Management, n°56

Quand l’innovation sociale soutient le commerce de proximité


Engagée dans l’économie solidaire, la société Le Champ Commun vient de remporter le prix de l’Innovation sociale. Cette coopérative, à mi chemin entre l’association et la SARL, a ouvert une épicerie solidaire et un bar à concerts pour maintenir le lien social.

La société coopérative Le Champ Commun oeuvre pour le maintien du commerce de proximité. © Le Champ Commun

Les petits commerces de proximité sont indispensables au maintien du lien social. Les associés du Champ Commun en sont convaincus. Il y a deux ans, ils ont investi 75.000 euros pour acheter et aménager un bâtiment et y développer une épicerie solidaire ainsi qu’un bar à concerts. Une initiative qui leur a valu de recevoir, dans le cadre du concours national des jeunes entrepreneurs solidaires, le prix de l’innovation sociale (20.000 euros). « En fait, ce qu’il y a d’innovant, c’est la forme juridique que nous avons adoptée pour mener à bien notre projet. Il s’agit en l’occurrence d’une société coopérative exploitée sous forme de SARL », explique Mathieu Bostyn, chercheur en sociologie et gérant du Champ Commun.
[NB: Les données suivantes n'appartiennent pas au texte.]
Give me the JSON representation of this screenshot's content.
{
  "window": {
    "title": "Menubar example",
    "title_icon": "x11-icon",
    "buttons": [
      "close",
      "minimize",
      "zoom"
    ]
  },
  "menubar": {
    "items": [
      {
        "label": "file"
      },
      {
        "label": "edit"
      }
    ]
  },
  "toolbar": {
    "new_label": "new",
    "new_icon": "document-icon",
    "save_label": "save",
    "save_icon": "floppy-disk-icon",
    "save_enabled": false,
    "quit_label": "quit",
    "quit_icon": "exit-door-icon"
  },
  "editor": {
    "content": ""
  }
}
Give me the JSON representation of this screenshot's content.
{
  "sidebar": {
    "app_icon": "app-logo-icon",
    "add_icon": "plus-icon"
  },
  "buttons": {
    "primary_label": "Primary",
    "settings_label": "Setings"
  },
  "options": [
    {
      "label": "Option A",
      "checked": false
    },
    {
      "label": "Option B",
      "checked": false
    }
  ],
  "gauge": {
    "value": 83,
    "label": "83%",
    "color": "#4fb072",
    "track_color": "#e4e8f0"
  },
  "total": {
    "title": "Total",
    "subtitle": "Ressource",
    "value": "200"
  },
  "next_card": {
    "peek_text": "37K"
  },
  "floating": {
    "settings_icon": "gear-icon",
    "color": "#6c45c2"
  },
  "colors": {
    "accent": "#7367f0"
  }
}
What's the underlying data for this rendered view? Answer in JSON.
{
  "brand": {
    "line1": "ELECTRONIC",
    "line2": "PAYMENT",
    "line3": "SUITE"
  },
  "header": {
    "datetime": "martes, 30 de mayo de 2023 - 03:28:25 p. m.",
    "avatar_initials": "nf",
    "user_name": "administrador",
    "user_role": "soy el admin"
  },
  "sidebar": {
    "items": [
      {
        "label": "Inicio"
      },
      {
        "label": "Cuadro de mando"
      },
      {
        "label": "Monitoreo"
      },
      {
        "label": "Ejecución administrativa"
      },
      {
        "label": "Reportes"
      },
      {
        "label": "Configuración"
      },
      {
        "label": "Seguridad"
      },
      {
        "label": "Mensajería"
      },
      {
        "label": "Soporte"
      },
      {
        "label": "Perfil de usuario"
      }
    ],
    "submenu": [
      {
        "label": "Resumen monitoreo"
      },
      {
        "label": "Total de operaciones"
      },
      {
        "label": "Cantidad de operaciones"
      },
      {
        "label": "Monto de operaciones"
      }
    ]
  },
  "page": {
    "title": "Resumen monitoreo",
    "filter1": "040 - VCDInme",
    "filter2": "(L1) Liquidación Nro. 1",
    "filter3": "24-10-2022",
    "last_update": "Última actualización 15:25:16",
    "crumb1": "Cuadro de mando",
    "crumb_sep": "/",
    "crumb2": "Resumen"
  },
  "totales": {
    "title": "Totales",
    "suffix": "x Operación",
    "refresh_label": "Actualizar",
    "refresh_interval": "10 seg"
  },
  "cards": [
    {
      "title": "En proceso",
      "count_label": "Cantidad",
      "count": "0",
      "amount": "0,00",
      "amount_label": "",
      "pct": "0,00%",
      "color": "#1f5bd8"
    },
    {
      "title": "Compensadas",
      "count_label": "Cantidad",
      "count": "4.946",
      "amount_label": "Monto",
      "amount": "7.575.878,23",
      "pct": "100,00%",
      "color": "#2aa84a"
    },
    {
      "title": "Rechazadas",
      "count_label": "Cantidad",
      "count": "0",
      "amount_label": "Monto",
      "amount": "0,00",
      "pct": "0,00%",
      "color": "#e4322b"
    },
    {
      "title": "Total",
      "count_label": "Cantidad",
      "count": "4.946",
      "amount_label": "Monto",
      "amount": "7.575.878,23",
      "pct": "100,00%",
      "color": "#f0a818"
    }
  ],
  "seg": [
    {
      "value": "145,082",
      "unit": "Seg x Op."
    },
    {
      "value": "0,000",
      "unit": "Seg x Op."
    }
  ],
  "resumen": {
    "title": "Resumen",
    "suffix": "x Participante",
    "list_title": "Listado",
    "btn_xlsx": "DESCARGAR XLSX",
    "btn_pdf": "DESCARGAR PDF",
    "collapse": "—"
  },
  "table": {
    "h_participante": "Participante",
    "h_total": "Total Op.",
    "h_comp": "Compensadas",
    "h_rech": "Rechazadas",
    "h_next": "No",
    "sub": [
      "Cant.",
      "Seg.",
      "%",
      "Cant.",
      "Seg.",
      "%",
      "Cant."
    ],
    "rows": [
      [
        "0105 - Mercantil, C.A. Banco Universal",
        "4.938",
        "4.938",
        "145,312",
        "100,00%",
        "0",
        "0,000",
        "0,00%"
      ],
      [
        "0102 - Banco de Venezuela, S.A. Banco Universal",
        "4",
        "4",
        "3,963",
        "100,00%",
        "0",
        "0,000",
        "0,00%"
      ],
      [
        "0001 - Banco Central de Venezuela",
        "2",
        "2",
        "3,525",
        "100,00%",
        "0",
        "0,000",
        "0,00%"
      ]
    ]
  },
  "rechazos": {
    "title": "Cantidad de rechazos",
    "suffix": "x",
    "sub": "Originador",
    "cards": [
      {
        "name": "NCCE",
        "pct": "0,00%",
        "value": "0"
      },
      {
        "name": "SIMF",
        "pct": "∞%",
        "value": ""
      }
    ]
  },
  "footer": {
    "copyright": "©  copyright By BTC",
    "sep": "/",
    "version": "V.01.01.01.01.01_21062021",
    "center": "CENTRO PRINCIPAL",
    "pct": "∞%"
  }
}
Les associés du Champ Commun ont aménagé par eux-même le bâtiment qui accueille l'épicerie solidaire et le bar à concerts. © Le Champ Commun

2.200 références. Implantée à Augan, une ville du Morbihan d’environ 1.500 habitants, cette coopérative tire un trait d’union entre l’association en loi 1901 – qui défend l’intérêt général – et l’entreprise marchande à but lucratif. 93 associés adhèrent à ce concept. A savoir, 8 salariés, des consommateurs et des producteurs locaux associés à la coopérative. Signe de leur engagement, les statuts comportent un préambule qui déclare que l’objectif premier est de maintenir l’économie locale, de favoriser les artisans et les artistes. « Chacune de nos actions est évaluée au regard de cet engagement. Nous sommes dans une logique de transparence et d’économie équitable », reprend Mathieu Bostyn. Deux ans après sa création, l’entreprise est d’ailleurs quasiment rentable. La supérette distribue 2.200 références de produits dont 350 sont locaux. De son côté, le bar fonctionne près de 60 heures par semaine et accueille des conférences, des concerts et des pièces de théâtre.

Quasiment rentable. Les difficultés rencontrées sont de deux ordres. D’abord, il faut veiller à la productivité et à la rentabilité des activités en travaillant de manière plus efficace. Ensuite, il s’agit de créer parmi les associés une culture commune à partager. L’entreprise a d’ailleurs des projets. Dont celui de créer une microbrasserie qui produira de la bière locale. « Par ailleurs, nous travaillons en partenariat avec la région Bretagne sur projet d’auberge et nous réfléchissons aussi à la mise en place d’accueil et d’organisation de formation autour de l’économie sociale et solidaire. » L’idée étant de favoriser l’éclosion de projets collectifs du même type que Le Champ Commun. Une belle manière de contribuer au développement de l’économie solidaire qui pèse déjà lourd dans l’économie française avec 7% à 8% du PIB et 10% de l’emploi salarié.